Last updated on December 31, 2019
January 26, 1962, Naples, Italy – Salvatore Lucania, also known as Charlie Luciano and Lucky Luciano, dies of a massive heart attack at Naples Airport at the age of 64. The aging mobster had suffered several recent heart attacks and had arrived at the airport to meet film producer Martin Gosch, who was to adapt a screenplay of the legendary mobster’s life. Luciano had resided in Italy since February, 1946 when he left New York Harbor for the last time. The terms of his parole, granted after lending his help to the allied effort in World War II, required that he leave the United States and never return. Tragically, it wasn’t until death that he was allowed to come home when he was interned at St. John’s Cemetery in Middle Village, Queens, New York.
Luciano never wrote an autobiography and it is for this reason I’d like to point out that this is not his autobiography. This book is based on notes from the conversations that Gosch (1911-1973) had with Luciano before his death during the years 1961-1962. Gosch has long been deceased. Richard Hammer is still alive and has commented on the criticism that the book received. He admits that the originals of the notes are no longer in existence and much of what Luciano said is hard to verify. With that in mind, I think it is wise to remember that the book is a look at this life but not a word for word autobiography. And since Luciano is also deceased, he is unable to verify its contents. But I think on the whole, the book is a good look into the New York underworld of that era and the major players. The major events in the book are true and have been well documented. The smaller day-to-day events, transactions are thoughts alleged to have come from Luciano himself are sometimes questionable. Do I believe that all of the statements attributed to Luciano are true? No, but I do believe a large number are probably accurate.
It would have been great if Luciano could have either written this himself or given his approval but since neither is possible, this is the closest we have to any type of statement by Luciano about his life aside from the postcards, letters and other miscellaneous documents in his writing that are currently in existence. Mafia bosses have rarely written or verbally told their life story with the exception of Joseph Bonanno who broke from the norm publishing a book of his life in the mafia. But what we do know is that Luciano was in negotiations to have a movie based on his life produced. His untimely death canceled any possible deal and the project has been lost to history.

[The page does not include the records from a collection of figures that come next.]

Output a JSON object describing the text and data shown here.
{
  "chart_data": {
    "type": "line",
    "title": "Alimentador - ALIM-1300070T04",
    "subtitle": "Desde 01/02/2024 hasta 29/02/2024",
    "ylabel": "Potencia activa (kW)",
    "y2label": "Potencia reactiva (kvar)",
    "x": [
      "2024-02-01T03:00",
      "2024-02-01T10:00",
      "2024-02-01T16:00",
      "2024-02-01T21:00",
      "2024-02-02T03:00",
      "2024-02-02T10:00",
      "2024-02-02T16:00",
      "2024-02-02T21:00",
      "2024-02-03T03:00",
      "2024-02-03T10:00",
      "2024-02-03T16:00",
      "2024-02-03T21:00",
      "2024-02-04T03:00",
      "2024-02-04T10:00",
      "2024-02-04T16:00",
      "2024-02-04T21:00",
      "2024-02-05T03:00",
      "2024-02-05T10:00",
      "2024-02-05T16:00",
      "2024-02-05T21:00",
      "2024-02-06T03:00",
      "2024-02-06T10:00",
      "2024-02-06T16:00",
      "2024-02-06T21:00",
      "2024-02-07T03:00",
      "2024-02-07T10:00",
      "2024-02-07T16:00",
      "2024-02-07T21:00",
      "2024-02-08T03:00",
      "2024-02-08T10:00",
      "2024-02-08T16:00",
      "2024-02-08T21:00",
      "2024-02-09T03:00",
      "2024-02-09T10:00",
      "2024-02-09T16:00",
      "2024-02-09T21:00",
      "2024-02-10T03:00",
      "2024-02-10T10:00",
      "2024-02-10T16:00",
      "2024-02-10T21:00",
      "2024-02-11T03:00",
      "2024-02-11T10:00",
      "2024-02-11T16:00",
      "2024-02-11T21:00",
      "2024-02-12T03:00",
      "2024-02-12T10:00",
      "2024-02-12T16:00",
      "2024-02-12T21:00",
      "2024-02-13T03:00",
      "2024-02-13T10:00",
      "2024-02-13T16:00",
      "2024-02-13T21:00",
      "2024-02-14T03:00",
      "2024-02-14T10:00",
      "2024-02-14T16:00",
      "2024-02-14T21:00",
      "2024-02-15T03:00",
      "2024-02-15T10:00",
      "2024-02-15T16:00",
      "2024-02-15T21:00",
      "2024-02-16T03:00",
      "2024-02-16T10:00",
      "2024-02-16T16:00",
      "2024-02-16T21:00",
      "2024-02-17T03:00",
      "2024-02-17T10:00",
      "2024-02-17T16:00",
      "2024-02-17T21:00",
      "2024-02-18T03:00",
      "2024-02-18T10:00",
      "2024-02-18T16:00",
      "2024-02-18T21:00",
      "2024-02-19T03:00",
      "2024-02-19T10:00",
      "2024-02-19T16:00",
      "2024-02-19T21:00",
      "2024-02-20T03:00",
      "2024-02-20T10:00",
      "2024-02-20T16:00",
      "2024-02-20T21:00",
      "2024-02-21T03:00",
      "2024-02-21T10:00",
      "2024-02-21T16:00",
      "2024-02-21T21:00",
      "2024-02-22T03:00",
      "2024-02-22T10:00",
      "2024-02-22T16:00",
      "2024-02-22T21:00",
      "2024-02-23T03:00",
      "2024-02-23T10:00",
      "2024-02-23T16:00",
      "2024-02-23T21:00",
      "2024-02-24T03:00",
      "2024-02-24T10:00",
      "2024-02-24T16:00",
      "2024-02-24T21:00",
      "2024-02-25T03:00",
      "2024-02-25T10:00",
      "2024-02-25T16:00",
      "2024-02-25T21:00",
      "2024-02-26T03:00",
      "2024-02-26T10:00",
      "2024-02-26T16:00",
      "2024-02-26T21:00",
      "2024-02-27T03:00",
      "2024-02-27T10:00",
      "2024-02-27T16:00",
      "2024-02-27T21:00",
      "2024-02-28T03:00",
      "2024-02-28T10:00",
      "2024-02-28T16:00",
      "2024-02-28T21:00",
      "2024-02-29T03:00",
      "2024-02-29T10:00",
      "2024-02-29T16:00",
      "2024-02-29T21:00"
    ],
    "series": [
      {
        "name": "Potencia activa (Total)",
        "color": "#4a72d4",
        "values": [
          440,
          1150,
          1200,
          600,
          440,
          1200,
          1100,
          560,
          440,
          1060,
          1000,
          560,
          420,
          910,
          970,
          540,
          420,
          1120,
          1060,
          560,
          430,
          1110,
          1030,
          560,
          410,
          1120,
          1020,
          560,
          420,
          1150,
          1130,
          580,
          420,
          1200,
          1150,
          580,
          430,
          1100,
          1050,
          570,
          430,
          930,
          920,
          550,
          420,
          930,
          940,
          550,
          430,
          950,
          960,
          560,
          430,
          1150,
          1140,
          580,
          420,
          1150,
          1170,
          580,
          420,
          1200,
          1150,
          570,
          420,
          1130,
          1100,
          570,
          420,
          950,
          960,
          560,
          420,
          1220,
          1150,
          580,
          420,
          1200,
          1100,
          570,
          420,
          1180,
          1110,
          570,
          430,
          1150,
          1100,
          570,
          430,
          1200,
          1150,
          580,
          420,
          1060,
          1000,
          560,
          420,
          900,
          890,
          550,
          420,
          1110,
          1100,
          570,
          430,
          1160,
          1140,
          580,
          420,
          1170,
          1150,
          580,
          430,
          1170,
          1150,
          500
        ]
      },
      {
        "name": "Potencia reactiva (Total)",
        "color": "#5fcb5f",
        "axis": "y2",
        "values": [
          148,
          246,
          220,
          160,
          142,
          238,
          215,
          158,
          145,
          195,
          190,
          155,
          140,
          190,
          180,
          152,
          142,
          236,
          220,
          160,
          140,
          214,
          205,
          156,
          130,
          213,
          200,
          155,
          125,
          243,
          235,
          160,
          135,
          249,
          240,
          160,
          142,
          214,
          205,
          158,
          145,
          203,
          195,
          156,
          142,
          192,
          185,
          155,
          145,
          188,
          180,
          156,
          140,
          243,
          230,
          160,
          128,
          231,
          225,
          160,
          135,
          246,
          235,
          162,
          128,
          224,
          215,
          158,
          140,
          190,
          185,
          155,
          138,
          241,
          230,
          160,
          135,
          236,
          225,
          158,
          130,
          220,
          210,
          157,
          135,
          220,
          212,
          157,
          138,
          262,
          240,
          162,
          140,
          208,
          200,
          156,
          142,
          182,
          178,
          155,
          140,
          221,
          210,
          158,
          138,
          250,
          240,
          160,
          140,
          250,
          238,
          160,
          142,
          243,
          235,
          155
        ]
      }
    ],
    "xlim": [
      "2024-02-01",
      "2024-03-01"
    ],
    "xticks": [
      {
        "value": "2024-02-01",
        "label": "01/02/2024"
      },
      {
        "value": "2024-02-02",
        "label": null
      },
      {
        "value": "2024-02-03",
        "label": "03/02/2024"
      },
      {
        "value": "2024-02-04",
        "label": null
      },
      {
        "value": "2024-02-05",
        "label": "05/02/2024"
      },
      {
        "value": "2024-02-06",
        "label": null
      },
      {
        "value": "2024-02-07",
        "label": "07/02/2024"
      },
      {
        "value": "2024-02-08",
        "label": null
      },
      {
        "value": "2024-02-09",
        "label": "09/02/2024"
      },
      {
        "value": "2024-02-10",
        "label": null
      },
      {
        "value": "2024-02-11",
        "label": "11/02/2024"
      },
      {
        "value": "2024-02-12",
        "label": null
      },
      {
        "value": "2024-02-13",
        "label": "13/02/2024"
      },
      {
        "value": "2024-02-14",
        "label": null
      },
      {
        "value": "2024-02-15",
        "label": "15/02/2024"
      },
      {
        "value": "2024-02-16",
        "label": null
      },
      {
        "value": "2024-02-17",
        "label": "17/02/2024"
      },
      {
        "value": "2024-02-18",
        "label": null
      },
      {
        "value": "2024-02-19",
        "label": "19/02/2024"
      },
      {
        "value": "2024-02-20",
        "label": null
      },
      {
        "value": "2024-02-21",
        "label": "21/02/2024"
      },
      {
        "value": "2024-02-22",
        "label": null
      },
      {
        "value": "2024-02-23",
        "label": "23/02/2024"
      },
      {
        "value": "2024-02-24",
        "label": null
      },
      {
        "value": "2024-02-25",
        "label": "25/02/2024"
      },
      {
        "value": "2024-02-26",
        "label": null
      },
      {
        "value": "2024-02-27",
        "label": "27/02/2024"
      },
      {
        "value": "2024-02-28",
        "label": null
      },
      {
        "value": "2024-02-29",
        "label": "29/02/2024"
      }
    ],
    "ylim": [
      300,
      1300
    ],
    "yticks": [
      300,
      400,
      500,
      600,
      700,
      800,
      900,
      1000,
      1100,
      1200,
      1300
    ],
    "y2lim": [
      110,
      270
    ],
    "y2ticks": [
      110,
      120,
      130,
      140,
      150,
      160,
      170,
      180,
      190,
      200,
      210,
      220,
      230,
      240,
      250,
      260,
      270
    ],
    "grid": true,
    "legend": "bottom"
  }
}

His role in the reorganization of the American mafia can never be understated but it can be overstated. To many he is the man who built the modern-day mafia but to others, just a smaller part of a big effort to change the direction of organized crime in the United States. Here is and his story is left up to the reader to cast judgment. Frank Costello, Meyer Lansky, Bugsy Siegel, Thomas Dewey and all of the big names from the era make an appearance in the book resulting in an engaging tale that pulls the reader in from start to finish. But it is important to remember that sometimes the line between fiction and non-fiction can become slightly blurred. Nonetheless, it’s a good look at the legendary figure.